HoVPN

 I. Why HoVPN?

1) Hierarchical model and plane model
In MPLS L3VPN solutions, PEs are the key devices. They provide two functions:

•  User access. This means that the PEs must have a large amount of interfaces.
• VPN route managing and advertising, and user packet processing. These require that a PE must have a large-capacity memory and high forwarding capability.

Most of the current network schemes use the typical hierarchical architecture. For example, the MAN architecture contains typically three layers, namely, the core layer, convergence layer, and access layer. From the core layer to the access layer, the performance requirements on the devices reduce while the network expands.
MPLS L3VPN, on the contrary, is a plane model where performance requirements are the same for all PEs. If a certain PE has limited performance or scalability, the performance or scalability of the whole network is influenced.
Due to the above difference, you are faced with the scalability problem when deploying PEs at any of the three layers. Therefore, the plane model is not applicable to the large-scale VPN deployment.
2) HoVPN
To solve the scalability problem of the plane model, MPLS L3VPN must transition to the hierarchical model.
In MPLS L3VPN, hierarchy of VPN (HoVPN) was proposed to meet that requirement. With HoVPN, the PE functions can be distributed among multiple PEs, which take different roles for the same functions and form a hierarchical architecture.
As in the typical hierarchical network model, HoVPN has different requirements on the devices at different layers of the hierarchy.

II. Implementation of HoVPN

1) Basic architecture of HoVPN

Basic architecture of HoVPN

Devices directly connected to CEs are called underlayer PEs (UPEs) or user-end PEs, whereas devices that are connected with UPEs and are in the internal network are called superstratum PEs (SPE) or service provider-end PEs.

The hierarchical PE consists of multiple UPEs and SPEs, which function together as a traditional PE.

Note:

With the HoVPN solution, PE functions are implemented hierarchically. Hence, the solution is also called hierarchy of PE (HoPE).

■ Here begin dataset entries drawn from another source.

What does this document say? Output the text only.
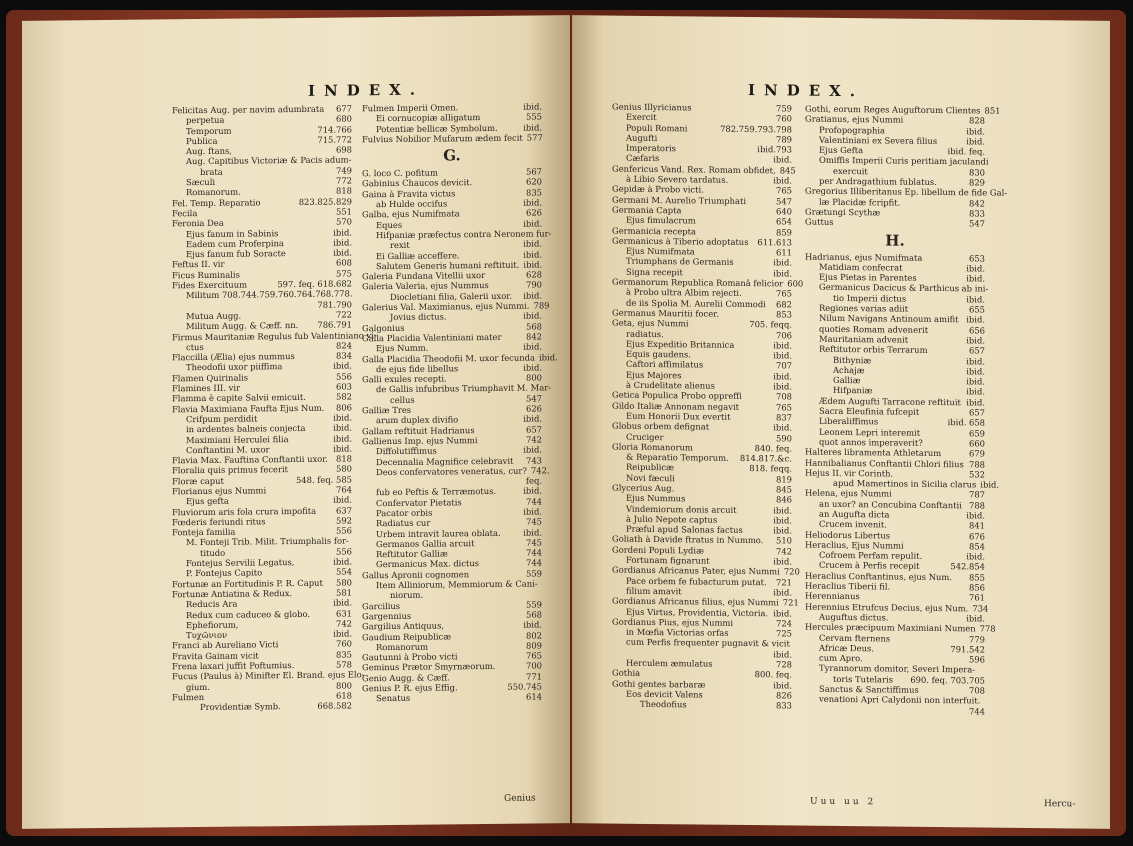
INDEX.
Felicitas Aug. per navim adumbrata	677
perpetua	680
Temporum	714.766
Publica	715.772
Aug. ftans,	698
Aug. Capitibus Victoriæ & Pacis adum-
brata	749
Sæculi	772
Romanorum.	818
Fel. Temp. Reparatio	823.825.829
Fecila	551
Feronia Dea	570
Ejus fanum in Sabinis	ibid.
Eadem cum Proferpina	ibid.
Ejus fanum fub Soracte	ibid.
Feftus II. vir	608
Ficus Ruminalis	575
Fides Exercituum	597. feq. 618.682
Militum 708.744.759.760.764.768.778.
781.790
Mutua Augg.	722
Militum Augg. & Cæff. nn.	786.791
Firmus Mauritaniæ Regulus fub Valentiniano vi-
ctus	824
Flaccilla (Ælia) ejus nummus	834
Theodofii uxor piiffima	ibid.
Flamen Quirinalis	556
Flamines III. vir	603
Flamma è capite Salvii emicuit.	582
Flavia Maximiana Faufta Ejus Num.	806
Crifpum perdidit	ibid.
in ardentes balneis conjecta	ibid.
Maximiani Herculei filia	ibid.
Conftantini M. uxor	ibid.
Flavia Max. Fauftina Conftantii uxor. 818
Floralia quis primus fecerit	580
Floræ caput	548. feq. 585
Florianus ejus Nummi	764
Ejus gefta	ibid.
Fluviorum aris fola crura impofita	637
Fœderis feriundi ritus	592
Fonteja familia	556
M. Fonteji Trib. Milit. Triumphalis for-
titudo	556
Fontejus Servilii Legatus,	ibid.
P. Fontejus Capito	554
Fortunæ an Fortitudinis P. R. Caput	580
Fortunæ Antiatina & Redux.	581
Reducis Ara	ibid.
Redux cum caduceo & globo.	631
Ephefiorum,	742
Τυχῶνιον	ibid.
Franci ab Aureliano Victi	760
Fravita Gainam vicit	835
Frena laxari juffit Poftumius.	578
Fucus (Paulus à) Minifter El. Brand. ejus Elo-
gium.	800
Fulmen	618
Providentiæ Symb.	668.582
Fulmen Imperii Omen.	ibid.
Ei cornucopiæ alligatum	555
Potentiæ bellicæ Symbolum.	ibid.
Fulvius Nobilior Mufarum ædem fecit 577
G.
G. loco C. pofitum	567
Gabinius Chaucos devicit.	620
Gaina à Fravita victus	835
ab Hulde occifus	ibid.
Galba, ejus Numifmata	626
Eques	ibid.
Hifpaniæ præfectus contra Neronem fur-
rexit	ibid.
Ei Galliæ acceffere.	ibid.
Salutem Generis humani reftituit. ibid.
Galeria Fundana Vitellii uxor	628
Galeria Valeria, ejus Nummus	790
Diocletiani filia, Galerii uxor.	ibid.
Galerius Val. Maximianus, ejus Nummi. 789
Jovius dictus.	ibid.
Galgonius	568
Galla Placidia Valentiniani mater	842
Ejus Numm.	ibid.
Galla Placidia Theodofii M. uxor fecunda ibid.
de ejus fide libellus	ibid.
Galli exules recepti.	800
de Gallis infubribus Triumphavit M. Mar-
cellus	547
Galliæ Tres	626
arum duplex divifio	ibid.
Gallam reftituit Hadrianus	657
Gallienus Imp. ejus Nummi	742
Diffolutiffimus	ibid.
Decennalia Magnifice celebravit	743
Deos confervatores veneratus, cur? 742.
feq.
fub eo Peftis & Terræmotus.	ibid.
Confervator Pietatis	744
Pacator orbis	ibid.
Radiatus cur	745
Urbem intravit laurea oblata.	ibid.
Germanos Gallia arcuit	745
Reftitutor Galliæ	744
Germanicus Max. dictus	744
Gallus Apronii cognomen	559
Item Alliniorum, Memmiorum & Cani-
niorum.
Garcilius	559
Gargennius	568
Gargilius Antiquus,	ibid.
Gaudium Reipublicæ	802
Romanorum	809
Gautunni à Probo victi	765
Geminus Prætor Smyrnæorum.	700
Genio Augg. & Cæff.	771
Genius P. R. ejus Effig.	550.745
Senatus	614
Genius
INDEX.
Genius Illyricianus	759
Exercit	760
Populi Romani	782.759.793.798
Augufti	789
Imperatoris	ibid.793
Cæfaris	ibid.
Genfericus Vand. Rex. Romam obfidet, 845
à Libio Severo tardatus.	ibid.
Gepidæ à Probo victi.	765
Germani M. Aurelio Triumphati	547
Germania Capta	640
Ejus fimulacrum	654
Germanicia recepta	859
Germanicus à Tiberio adoptatus	611.613
Ejus Numifmata	611
Triumphans de Germanis	ibid.
Signa recepit	ibid.
Germanorum Republica Romanâ felicior 600
à Probo ultra Albim rejecti.	765
de iis Spolia M. Aurelii Commodi	682
Germanus Mauritii focer.	853
Geta, ejus Nummi	705. feqq.
radiatus.	706
Ejus Expeditio Britannica	ibid.
Equis gaudens.	ibid.
Caftori affimilatus	707
Ejus Majores	ibid.
à Crudelitate alienus	ibid.
Getica Populica Probo oppreffi	708
Gildo Italiæ Annonam negavit	765
Eum Honorii Dux evertit	837
Globus orbem defignat	ibid.
Cruciger	590
Gloria Romanorum	840. feq.
& Reparatio Temporum.	814.817.&c.
Reipublicæ	818. feqq.
Novi fæculi	819
Glycerius Aug.	845
Ejus Nummus	846
Vindemiorum donis arcuit	ibid.
à Julio Nepote captus	ibid.
Præful apud Salonas factus	ibid.
Goliath à Davide ftratus in Nummo.	510
Gordeni Populi Lydiæ	742
Fortunam fignarunt	ibid.
Gordianus Africanus Pater, ejus Nummi 720
Pace orbem fe fubacturum putat.	721
filium amavit	ibid.
Gordianus Africanus filius, ejus Nummi 721
Ejus Virtus, Providentia, Victoria. ibid.
Gordianus Pius, ejus Nummi	724
in Mœfia Victorias orfas	725
cum Perfis frequenter pugnavit & vicit
ibid.
Herculem æmulatus	728
Gothia	800. feq.
Gothi gentes barbaræ	ibid.
Eos devicit Valens	826
Theodofius	833
Gothi, eorum Reges Auguftorum Clientes 851
Gratianus, ejus Nummi	828
Profopographia	ibid.
Valentiniani ex Severa filius	ibid.
Ejus Gefta	ibid. feq.
Omiffis Imperii Curis peritiam jaculandi
exercuit	830
per Andragathium fublatus.	829
Gregorius Illiberitanus Ep. libellum de fide Gal-
læ Placidæ fcripfit.	842
Grætungi Scythæ	833
Guttus	547
H.
Hadrianus, ejus Numifmata	653
Matidiam confecrat	ibid.
Ejus Pietas in Parentes	ibid.
Germanicus Dacicus & Parthicus ab ini-
tio Imperii dictus	ibid.
Regiones varias adiit	655
Nilum Navigans Antinoum amifit ibid.
quoties Romam advenerit	656
Mauritaniam advenit	ibid.
Reftitutor orbis Terrarum	657
Bithyniæ	ibid.
Achajæ	ibid.
Galliæ	ibid.
Hifpaniæ	ibid.
Ædem Augufti Tarracone reftituit ibid.
Sacra Eleufinia fufcepit	657
Liberaliffimus	ibid. 658
Leonem Lepri interemit	659
quot annos imperaverit?	660
Halteres libramenta Athletarum	679
Hannibalianus Conftantii Chlori filius 788
Hejus II. vir Corinth.	532
apud Mamertinos in Sicilia clarus ibid.
Helena, ejus Nummi	787
an uxor? an Concubina Conftantii 788
an Augufta dicta	ibid.
Crucem invenit.	841
Heliodorus Libertus	676
Heraclius, Ejus Nummi	854
Cofroem Perfam repulit.	ibid.
Crucem à Perfis recepit	542.854
Heraclius Conftantinus, ejus Num.	855
Heraclius Tiberii fil.	856
Herennianus	761
Herennius Etrufcus Decius, ejus Num. 734
Auguftus dictus.	ibid.
Hercules præcipuum Maximiani Numen 778
Cervam fternens	779
Africæ Deus.	791.542
cum Apro.	596
Tyrannorum domitor, Severi Impera-
toris Tutelaris	690. feq. 703.705
Sanctus & Sanctiffimus	708
venationi Apri Calydonii non interfuit.
744
Uuu uu 2	Hercu-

UPEs and SPEs play different roles:

•  A UPE allows user access. It maintains the routes of the VPN sites that are directly connected with it, It does not maintain the routes of the remote sites in the VPN, or only maintains their summary routes. A UPE assigns inner labels to the routes of its directly connected sites, and advertises the labels to the SPE along with VPN routes through MP-BGP.

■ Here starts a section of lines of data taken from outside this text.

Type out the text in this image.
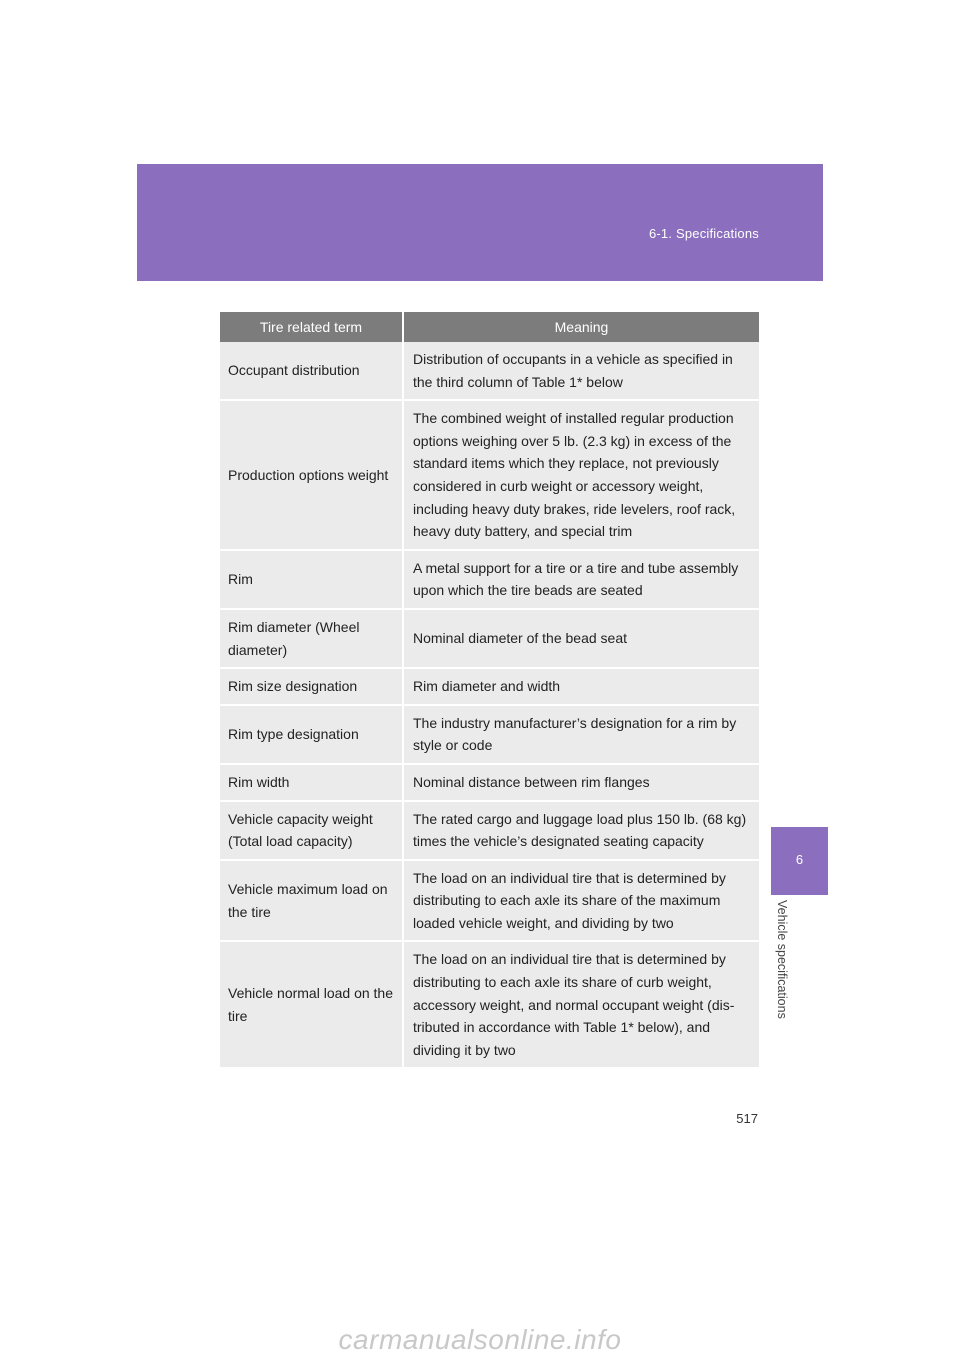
6-1. Specifications
6
Vehicle specifications
Tire related term	Meaning
Occupant distribution	Distribution of occupants in a vehicle as specified in the third column of Table 1* below
Production options weight	The combined weight of installed regular production options weighing over 5 lb. (2.3 kg) in excess of the standard items which they replace, not previously considered in curb weight or accessory weight, including heavy duty brakes, ride levelers, roof rack, heavy duty battery, and special trim
Rim	A metal support for a tire or a tire and tube assembly upon which the tire beads are seated
Rim diameter (Wheel diameter)	Nominal diameter of the bead seat
Rim size designation	Rim diameter and width
Rim type designation	The industry manufacturer’s designation for a rim by style or code
Rim width	Nominal distance between rim flanges
Vehicle capacity weight (Total load capacity)	The rated cargo and luggage load plus 150 lb. (68 kg) times the vehicle’s designated seating capacity
Vehicle maximum load on the tire	The load on an individual tire that is determined by distributing to each axle its share of the maximum loaded vehicle weight, and dividing by two
Vehicle normal load on the tire	The load on an individual tire that is determined by distributing to each axle its share of curb weight, accessory weight, and normal occupant weight (dis-tributed in accordance with Table 1* below), and dividing it by two
517
carmanualsonline.info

An SPE manages and advertises VPN routes. It maintains all the routes of the VPNs connected through UPEs, including the routes of both the local and remote sites. An SPE advertises routes along with labels to UPEs, including the default routes of VPN instances or summary routes and the routes permitted by the routing policy. By using routing policies, you can control which nodes in a VPN can communicate with each other.

Different roles mean different requirements:

• SPE: An SPE is required to have large-capacity routing table, high forwarding performance, and fewer interface resources.
• UPE: A UPE is required to have small-capacity routing table, low forwarding performance, but higher access capability.

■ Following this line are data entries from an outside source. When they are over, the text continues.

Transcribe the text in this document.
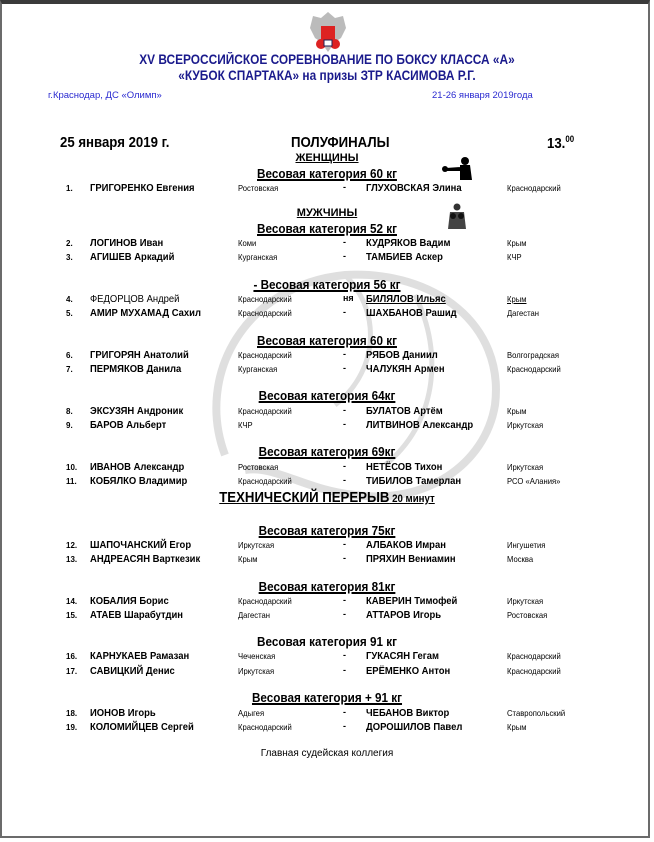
XV ВСЕРОССИЙСКОЕ СОРЕВНОВАНИЕ ПО БОКСУ КЛАССА «А»
«КУБОК СПАРТАКА» на призы ЗТР КАСИМОВА Р.Г.
г.Краснодар, ДС «Олимп»	21-26 января 2019года
25 января 2019 г.	ПОЛУФИНАЛЫ	13.00
ЖЕНЩИНЫ
Весовая категория 60 кг
1. ГРИГОРЕНКО Евгения	Ростовская	- ГЛУХОВСКАЯ Элина	Краснодарский
МУЖЧИНЫ
Весовая категория 52 кг
2. ЛОГИНОВ Иван	Коми	- КУДРЯКОВ Вадим	Крым
3. АГИШЕВ Аркадий	Курганская	- ТАМБИЕВ Аскер	КЧР
- Весовая категория 56 кг
4. ФЕДОРЦОВ Андрей	Краснодарский	ня БИЛЯЛОВ Ильяс	Крым
5. АМИР МУХАМАД Сахил	Краснодарский	- ШАХБАНОВ Рашид	Дагестан
Весовая категория 60 кг
6. ГРИГОРЯН Анатолий	Краснодарский	- РЯБОВ Даниил	Волгоградская
7. ПЕРМЯКОВ Данила	Курганская	- ЧАЛУКЯН Армен	Краснодарский
Весовая категория 64кг
8. ЭКСУЗЯН Андроник	Краснодарский	- БУЛАТОВ Артём	Крым
9. БАРОВ Альберт	КЧР	- ЛИТВИНОВ Александр	Иркутская
Весовая категория 69кг
10. ИВАНОВ Александр	Ростовская	- НЕТЁСОВ Тихон	Иркутская
11. КОБЯЛКО Владимир	Краснодарский	- ТИБИЛОВ Тамерлан	РСО «Алания»
Весовая категория 75кг
12. ШАПОЧАНСКИЙ Егор	Иркутская	- АЛБАКОВ Имран	Ингушетия
13. АНДРЕАСЯН Варткезик	Крым	- ПРЯХИН Вениамин	Москва
Весовая категория 81кг
14. КОБАЛИЯ Борис	Краснодарский	- КАВЕРИН Тимофей	Иркутская
15. АТАЕВ Шарабутдин	Дагестан	- АТТАРОВ Игорь	Ростовская
Весовая категория 91 кг
16. КАРНУКАЕВ Рамазан	Чеченская	- ГУКАСЯН Гегам	Краснодарский
17. САВИЦКИЙ Денис	Иркутская	- ЕРЁМЕНКО Антон	Краснодарский
Весовая категория + 91 кг
18. ИОНОВ Игорь	Адыгея	- ЧЕБАНОВ Виктор	Ставропольский
19. КОЛОМИЙЦЕВ Сергей	Краснодарский	- ДОРОШИЛОВ Павел	Крым
ТЕХНИЧЕСКИЙ ПЕРЕРЫВ 20 минут
Главная судейская коллегия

HoVPN takes full use of both the high performance of SPEs and the high access capability of UPEs.
Note that the concepts of SPE and UPE are relative. In the hierarchical PE architecture, a PE may be the SPE of its underlayer PEs and a UPE of its SPE at the same time.

The HoPE and common PEs can coexist in an MPLS network.

2) SPE-UPE

The MP-BGP running between SPE and UPE can be either MP-IBGP or MP-EBGP. Which one to use depends on whether the UPE and SPE belong to a same AS.
With MP-IBGP, in order to advertise routes between IBGP peers, the SPE acts as the RR and advertises routes from IBGP peer UPE to IBGP peer SPE. However, it does not act as the RR of the other PEs.

3) Recursion and extension of HoVPN

HoVPN supports HoPE recursion:

•  A HoPE can act as a UPE to form a new HoPE with an SPE.
• A HoPE can act as an SPE to form a new HoPE with multiple UPEs.
•  HoVPN supports multi-level recursion.

With recursion of HoPEs, a VPN can be extended infinitely in theory.

Recursion of HoPE

A three-level HoPE. The PE in the middle is called the middle-level PE (MPE). MP-BGP runs between SPE and MPE, as well as between MPE and UPE.

Note:

The term of MPE does not really exist in a HoVPN model. It is used here just for the convenience of description.

MP-BGP advertises all the VPN routes of the UPEs to the SPEs, and advertises the default routes of the VPN instance of the SPEs or the VPN routes permitted by the routing policies to the UPEs.
The SPE maintains the VPN routes of all sites in the HoVPN, while each UPE maintains only VPN routes of its directly connected sites. The number of routes maintained by the MPE is between the above two.